In Wednesday’s paper, the Herald, there was a very poignant article by Sally Magnusson entitled Magnusson’s torment at mother’s dementia battle. It really hit home for both Mum and me, and I’m sure many other’s who have family members or friends, who are suffering from dementia.
As you’ll know if you’ve been following my blog for a while, my Dad was diagnosed with dementia a few years ago, and over the last couple of years his condition has deteriorated very rapid. My Dad is still living at home with my Mum, with my Mum caring for him 24/7.
As Sally Magnusson says in her article in the Herald this week
“Caring for my mother at home, even only part-time in my case with the help of my sisters and latterly a team of wonderful carers, has been psychologically gruelling and physically draining,” she said.
“How much worse for those who are caring alone and cannot afford extra help.”
when you’re caring for someone with dementia, it’s not something which just takes up a small part of your time, it is a 24/7 job, one which is not just physically exhausting, but also emotionally draining.
Please don’t think dementia is just about forgetting a few things, it’s not, it’s a horrendous disease which sucks out the person you know from their body and leaves an empty, helpless shell. It’s a disease which not only affects the person with the disease but also those who care for them, as there’s no remission for them from looking after the sufferer.
The person I know my Dad to be isn’t here anymore, yes, when I look at him I see my Dad, but that’s about the only part of him which is still recognisable as Dad:
- He is no longer able to dress himself – Mum has to help him do that
- He no longer knows or understands how to wash himself – Mum does that 6 days a week with a carer coming in to give Dad a bath once a week
- He doesn’t recognise family members…including me which was very upsetting when it first happened. Although I’m now used to him not knowing me, it still is very upsetting
- He doesn’t recognise or know people he’s known for years, such as neighbours and friends
- When outside the house, he doesn’t know where he is
- He sleeps most of the time
One of the saddest things watching Dad’s condition worsen, was when he went through a stage of bursting out crying for no apparent reason, other than just simply frustration at what was happening to him. I know how upsetting it was for Mum and me to see, but imagine how my Dad must have felt!
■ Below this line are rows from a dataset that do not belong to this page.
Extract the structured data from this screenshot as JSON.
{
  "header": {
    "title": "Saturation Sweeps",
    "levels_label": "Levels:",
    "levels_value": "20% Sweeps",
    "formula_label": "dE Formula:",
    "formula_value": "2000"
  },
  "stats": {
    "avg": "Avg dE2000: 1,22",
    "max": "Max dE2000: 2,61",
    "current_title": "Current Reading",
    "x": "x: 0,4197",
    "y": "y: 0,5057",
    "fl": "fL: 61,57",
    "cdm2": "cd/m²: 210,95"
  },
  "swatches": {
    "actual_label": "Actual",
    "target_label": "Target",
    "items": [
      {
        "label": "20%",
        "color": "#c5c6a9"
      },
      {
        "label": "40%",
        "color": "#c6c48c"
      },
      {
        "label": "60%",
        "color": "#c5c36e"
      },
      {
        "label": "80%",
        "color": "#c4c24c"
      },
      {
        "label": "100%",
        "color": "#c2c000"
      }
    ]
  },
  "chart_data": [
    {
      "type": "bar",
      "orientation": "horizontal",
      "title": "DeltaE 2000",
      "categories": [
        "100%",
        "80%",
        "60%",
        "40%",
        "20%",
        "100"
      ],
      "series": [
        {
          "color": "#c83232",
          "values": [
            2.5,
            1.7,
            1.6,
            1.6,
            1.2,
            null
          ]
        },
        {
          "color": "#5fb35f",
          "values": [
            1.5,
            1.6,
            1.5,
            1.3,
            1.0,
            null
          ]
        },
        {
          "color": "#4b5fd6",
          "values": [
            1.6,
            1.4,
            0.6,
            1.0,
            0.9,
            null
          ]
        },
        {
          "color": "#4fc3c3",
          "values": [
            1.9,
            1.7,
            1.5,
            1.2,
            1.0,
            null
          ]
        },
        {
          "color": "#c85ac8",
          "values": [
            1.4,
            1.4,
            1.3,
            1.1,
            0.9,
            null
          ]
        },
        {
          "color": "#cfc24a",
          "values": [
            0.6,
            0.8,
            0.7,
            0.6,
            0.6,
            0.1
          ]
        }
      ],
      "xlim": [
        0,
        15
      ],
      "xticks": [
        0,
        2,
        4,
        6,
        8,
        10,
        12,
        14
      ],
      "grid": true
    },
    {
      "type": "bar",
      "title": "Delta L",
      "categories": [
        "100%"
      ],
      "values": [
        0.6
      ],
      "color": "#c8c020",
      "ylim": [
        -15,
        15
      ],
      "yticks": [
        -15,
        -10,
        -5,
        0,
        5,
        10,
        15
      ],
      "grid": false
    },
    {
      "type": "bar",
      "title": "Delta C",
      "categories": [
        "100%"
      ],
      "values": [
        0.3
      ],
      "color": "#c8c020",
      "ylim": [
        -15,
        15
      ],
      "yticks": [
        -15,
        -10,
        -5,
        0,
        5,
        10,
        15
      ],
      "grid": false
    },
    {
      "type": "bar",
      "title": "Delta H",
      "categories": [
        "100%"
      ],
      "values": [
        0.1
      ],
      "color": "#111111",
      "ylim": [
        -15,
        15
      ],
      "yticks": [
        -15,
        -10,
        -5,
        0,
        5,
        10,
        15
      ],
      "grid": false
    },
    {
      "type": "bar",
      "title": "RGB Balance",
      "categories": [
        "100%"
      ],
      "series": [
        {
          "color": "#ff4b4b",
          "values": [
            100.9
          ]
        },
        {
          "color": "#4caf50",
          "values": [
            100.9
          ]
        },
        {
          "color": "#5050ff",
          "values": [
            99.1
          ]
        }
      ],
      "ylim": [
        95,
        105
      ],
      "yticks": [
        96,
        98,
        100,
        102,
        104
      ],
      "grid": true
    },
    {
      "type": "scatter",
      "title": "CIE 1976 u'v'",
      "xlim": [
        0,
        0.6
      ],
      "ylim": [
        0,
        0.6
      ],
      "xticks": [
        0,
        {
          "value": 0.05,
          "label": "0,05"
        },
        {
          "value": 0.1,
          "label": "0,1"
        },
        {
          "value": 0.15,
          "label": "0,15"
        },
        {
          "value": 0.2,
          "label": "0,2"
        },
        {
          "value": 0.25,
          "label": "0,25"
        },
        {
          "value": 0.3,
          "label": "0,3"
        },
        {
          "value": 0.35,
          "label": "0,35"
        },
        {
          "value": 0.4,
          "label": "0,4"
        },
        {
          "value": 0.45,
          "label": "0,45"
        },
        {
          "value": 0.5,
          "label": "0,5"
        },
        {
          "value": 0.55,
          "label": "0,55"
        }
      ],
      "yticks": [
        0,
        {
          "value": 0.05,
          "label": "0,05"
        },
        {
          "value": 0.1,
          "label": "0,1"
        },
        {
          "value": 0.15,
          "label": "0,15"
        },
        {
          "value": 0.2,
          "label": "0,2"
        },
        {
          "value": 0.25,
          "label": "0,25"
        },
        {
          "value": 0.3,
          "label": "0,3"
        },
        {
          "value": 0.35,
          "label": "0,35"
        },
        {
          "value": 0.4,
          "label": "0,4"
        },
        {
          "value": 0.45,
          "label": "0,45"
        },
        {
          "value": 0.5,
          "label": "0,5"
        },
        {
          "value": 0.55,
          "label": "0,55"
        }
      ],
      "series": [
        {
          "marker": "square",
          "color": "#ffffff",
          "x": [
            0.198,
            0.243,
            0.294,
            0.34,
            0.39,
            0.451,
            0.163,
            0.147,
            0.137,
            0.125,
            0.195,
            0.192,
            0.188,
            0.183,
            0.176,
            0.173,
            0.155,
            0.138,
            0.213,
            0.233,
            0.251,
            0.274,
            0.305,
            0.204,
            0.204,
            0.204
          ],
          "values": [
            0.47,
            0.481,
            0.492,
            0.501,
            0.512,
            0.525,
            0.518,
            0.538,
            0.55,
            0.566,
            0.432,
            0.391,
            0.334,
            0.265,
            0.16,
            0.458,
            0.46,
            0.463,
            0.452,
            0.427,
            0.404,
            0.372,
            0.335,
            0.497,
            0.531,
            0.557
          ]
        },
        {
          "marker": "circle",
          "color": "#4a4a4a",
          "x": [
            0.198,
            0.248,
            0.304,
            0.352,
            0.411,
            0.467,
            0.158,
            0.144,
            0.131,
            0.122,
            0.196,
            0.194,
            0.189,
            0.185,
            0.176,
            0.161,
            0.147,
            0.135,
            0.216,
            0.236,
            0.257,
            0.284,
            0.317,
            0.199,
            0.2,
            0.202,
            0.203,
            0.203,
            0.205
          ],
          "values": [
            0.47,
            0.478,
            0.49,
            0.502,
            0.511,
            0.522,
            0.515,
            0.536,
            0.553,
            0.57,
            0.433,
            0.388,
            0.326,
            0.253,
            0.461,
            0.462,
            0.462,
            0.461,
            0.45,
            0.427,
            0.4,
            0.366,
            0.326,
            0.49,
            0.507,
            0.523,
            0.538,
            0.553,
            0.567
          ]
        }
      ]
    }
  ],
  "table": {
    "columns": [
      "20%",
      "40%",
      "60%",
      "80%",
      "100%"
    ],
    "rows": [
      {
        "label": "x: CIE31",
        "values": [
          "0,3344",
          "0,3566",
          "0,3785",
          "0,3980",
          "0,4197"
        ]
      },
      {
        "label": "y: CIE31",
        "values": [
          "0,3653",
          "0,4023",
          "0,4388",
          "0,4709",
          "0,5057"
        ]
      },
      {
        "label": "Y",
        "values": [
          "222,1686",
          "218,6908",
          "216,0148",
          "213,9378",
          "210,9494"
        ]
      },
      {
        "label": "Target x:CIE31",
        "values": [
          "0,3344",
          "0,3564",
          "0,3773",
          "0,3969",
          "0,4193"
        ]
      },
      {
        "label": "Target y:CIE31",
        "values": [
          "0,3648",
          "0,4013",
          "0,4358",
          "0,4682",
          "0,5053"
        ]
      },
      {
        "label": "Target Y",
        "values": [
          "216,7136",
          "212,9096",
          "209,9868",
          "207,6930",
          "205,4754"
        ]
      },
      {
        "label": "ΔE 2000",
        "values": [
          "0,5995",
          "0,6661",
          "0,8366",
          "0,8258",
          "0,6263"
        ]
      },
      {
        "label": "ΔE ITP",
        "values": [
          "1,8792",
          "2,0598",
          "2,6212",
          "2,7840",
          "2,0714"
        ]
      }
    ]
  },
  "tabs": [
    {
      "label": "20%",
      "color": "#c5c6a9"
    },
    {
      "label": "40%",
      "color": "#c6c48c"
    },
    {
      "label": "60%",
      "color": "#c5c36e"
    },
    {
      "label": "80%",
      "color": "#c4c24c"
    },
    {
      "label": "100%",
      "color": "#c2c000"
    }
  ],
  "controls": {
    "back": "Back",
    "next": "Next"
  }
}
I do my best to support my Mum as she cares for Dad 24/7, however I never feel as though I’m able to do enough because I can see how difficult it is for Mum. On the plus side, Dad’s been into a local care hom,e a couple of time in the last 4/5 months for a week’s respite care, which has allowed Mum to get a bit of a break and a rest. In the last few weeks Mum’s talked about how she’s not sure how much longer she will be able to look after Dad at home.
It’s sad it’s come to this for Dad, but for the sake of my Mum, and her health, I was pleased when Mum told me she had asked her social worker to put Dad’s name down on the waiting list for the local care home. It’s upsetting to think of Dad not being at home, but ultimately he doesn’t really know where he is or who he’s with anymore, so as long as he’s comfortable and being looked after well, that is all I can ask.
If you are a praying person, can I ask you to pray for all those suffering from dementia and also for those caring for them. Thank you.